0

I'm struggling with converting of local json files into parquet files. Each file should be converted with pandas to a parquet file and save it, so i have the same amount of files, just as parquets.

I looped through my directory and became a list of all my json files existing and put them into a pandas dataframe.

path = 'trackingdata/'

df = list()
for root, dirs, files in os.walk(path, topdown=False):
   for name in files:
      df.append(os.path.join(root, name))
df = pd.DataFrame(df)     

Is it better to loop trough the dataframe now and transform each file with

df.to_parquet('trackingdata.parquet')

or would it be better to write the transformation into the code above after looping through the dir?

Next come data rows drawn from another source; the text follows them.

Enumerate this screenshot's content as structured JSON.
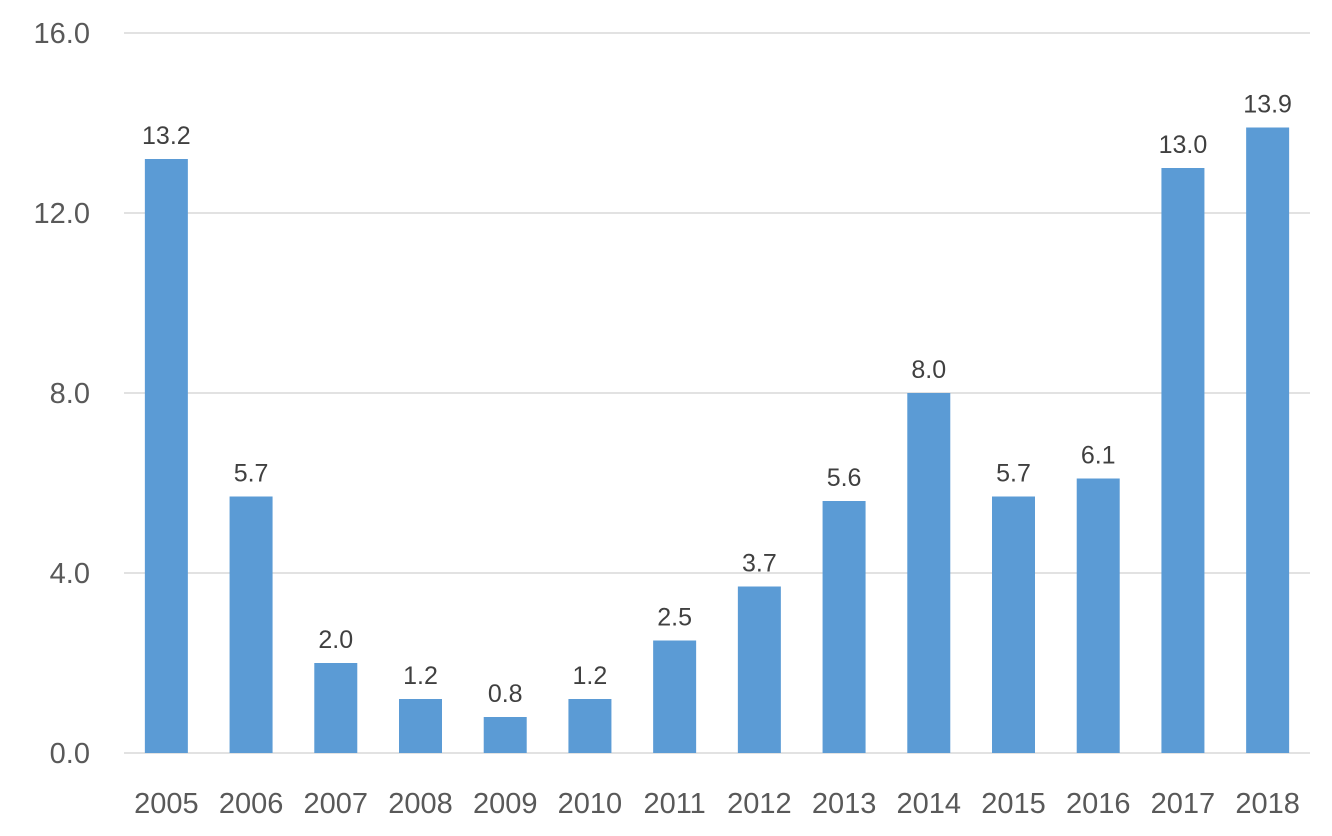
{
  "chart_data": {
    "type": "bar",
    "title": "",
    "xlabel": "",
    "ylabel": "",
    "categories": [
      "2005",
      "2006",
      "2007",
      "2008",
      "2009",
      "2010",
      "2011",
      "2012",
      "2013",
      "2014",
      "2015",
      "2016",
      "2017",
      "2018"
    ],
    "values": [
      13.2,
      5.7,
      2.0,
      1.2,
      0.8,
      1.2,
      2.5,
      3.7,
      5.6,
      8.0,
      5.7,
      6.1,
      13.0,
      13.9
    ],
    "value_labels": [
      "13.2",
      "5.7",
      "2.0",
      "1.2",
      "0.8",
      "1.2",
      "2.5",
      "3.7",
      "5.6",
      "8.0",
      "5.7",
      "6.1",
      "13.0",
      "13.9"
    ],
    "ylim": [
      0,
      16
    ],
    "yticks": [
      0,
      4,
      8,
      12,
      16
    ],
    "ytick_labels": [
      "0.0",
      "4.0",
      "8.0",
      "12.0",
      "16.0"
    ],
    "grid": "horizontal",
    "legend": "none",
    "bar_color": "#5b9bd5"
  }
}
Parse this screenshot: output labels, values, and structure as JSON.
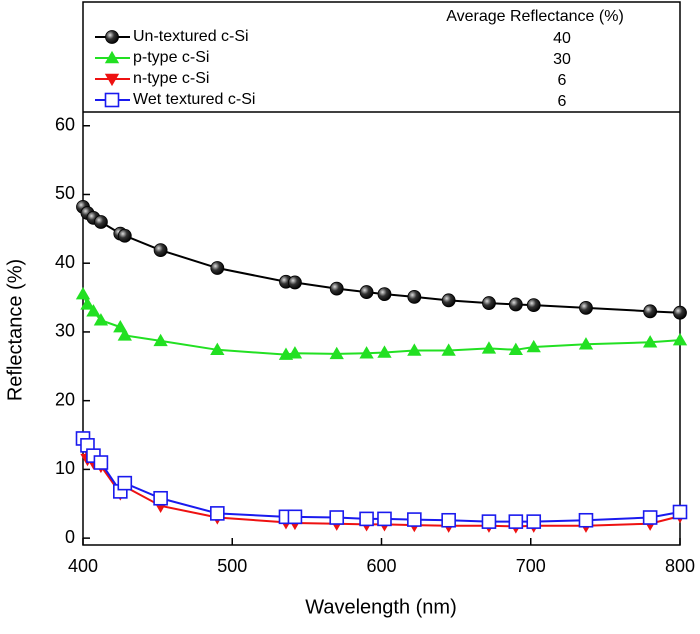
{
  "chart_data": {
    "type": "line",
    "xlabel": "Wavelength (nm)",
    "ylabel": "Reflectance (%)",
    "legend_header": "Average Reflectance (%)",
    "x": [
      400,
      403,
      407,
      412,
      425,
      428,
      452,
      490,
      536,
      542,
      570,
      590,
      602,
      622,
      645,
      672,
      690,
      702,
      737,
      780,
      800
    ],
    "series": [
      {
        "name": "Un-textured c-Si",
        "color": "#000000",
        "marker": "circle",
        "average": 40,
        "values": [
          48.2,
          47.3,
          46.6,
          46,
          44.3,
          44,
          41.9,
          39.3,
          37.3,
          37.2,
          36.3,
          35.8,
          35.5,
          35.1,
          34.6,
          34.2,
          34,
          33.9,
          33.5,
          33,
          32.8
        ]
      },
      {
        "name": "p-type c-Si",
        "color": "#22e022",
        "marker": "triangle",
        "average": 30,
        "values": [
          35.5,
          34,
          33,
          31.7,
          30.7,
          29.5,
          28.7,
          27.4,
          26.7,
          26.9,
          26.8,
          26.9,
          27,
          27.3,
          27.3,
          27.6,
          27.4,
          27.8,
          28.2,
          28.5,
          28.8
        ]
      },
      {
        "name": "n-type c-Si",
        "color": "#ee1111",
        "marker": "triangle-down",
        "average": 6,
        "values": [
          14.5,
          11.5,
          11,
          10.5,
          6.5,
          7.5,
          4.7,
          3,
          2.3,
          2.2,
          2.1,
          2,
          2,
          1.9,
          1.8,
          1.8,
          1.7,
          1.8,
          1.8,
          2.1,
          3.2
        ]
      },
      {
        "name": "Wet textured c-Si",
        "color": "#1a1aee",
        "marker": "square",
        "average": 6,
        "values": [
          14.5,
          13.5,
          12,
          11,
          6.8,
          8,
          5.8,
          3.6,
          3.1,
          3.1,
          3,
          2.8,
          2.8,
          2.7,
          2.6,
          2.4,
          2.4,
          2.4,
          2.6,
          3,
          3.8
        ]
      }
    ],
    "xlim": [
      400,
      800
    ],
    "ylim": [
      -1,
      62
    ],
    "xticks": [
      400,
      500,
      600,
      700,
      800
    ],
    "yticks": [
      0,
      10,
      20,
      30,
      40,
      50,
      60
    ],
    "grid": false
  }
}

And how can i transform each of the files to parquet without joining all together?

stained
  • 3
  • 1

1 Answers1

0

How about defining a json_to_parquet converter:

def json_to_parquet(filepath):
    df = pd.read_json(filepath, typ='series').to_frame("name")
    parquet_file = filepath.split(".")[0] + ".parquet"
    df.to_parquet(parquet_file)

Depending on how your json is formatted you may need to change the read_json line and/or use the tips here

Then just processing each file one at at time:

path = 'trackingdata/'

for root, dirs, files in os.walk(path, topdown=False):
    for name in files:
        json_to_parquet(os.path.join(root, name))
dataflow
  • 475
  • 2
  • 12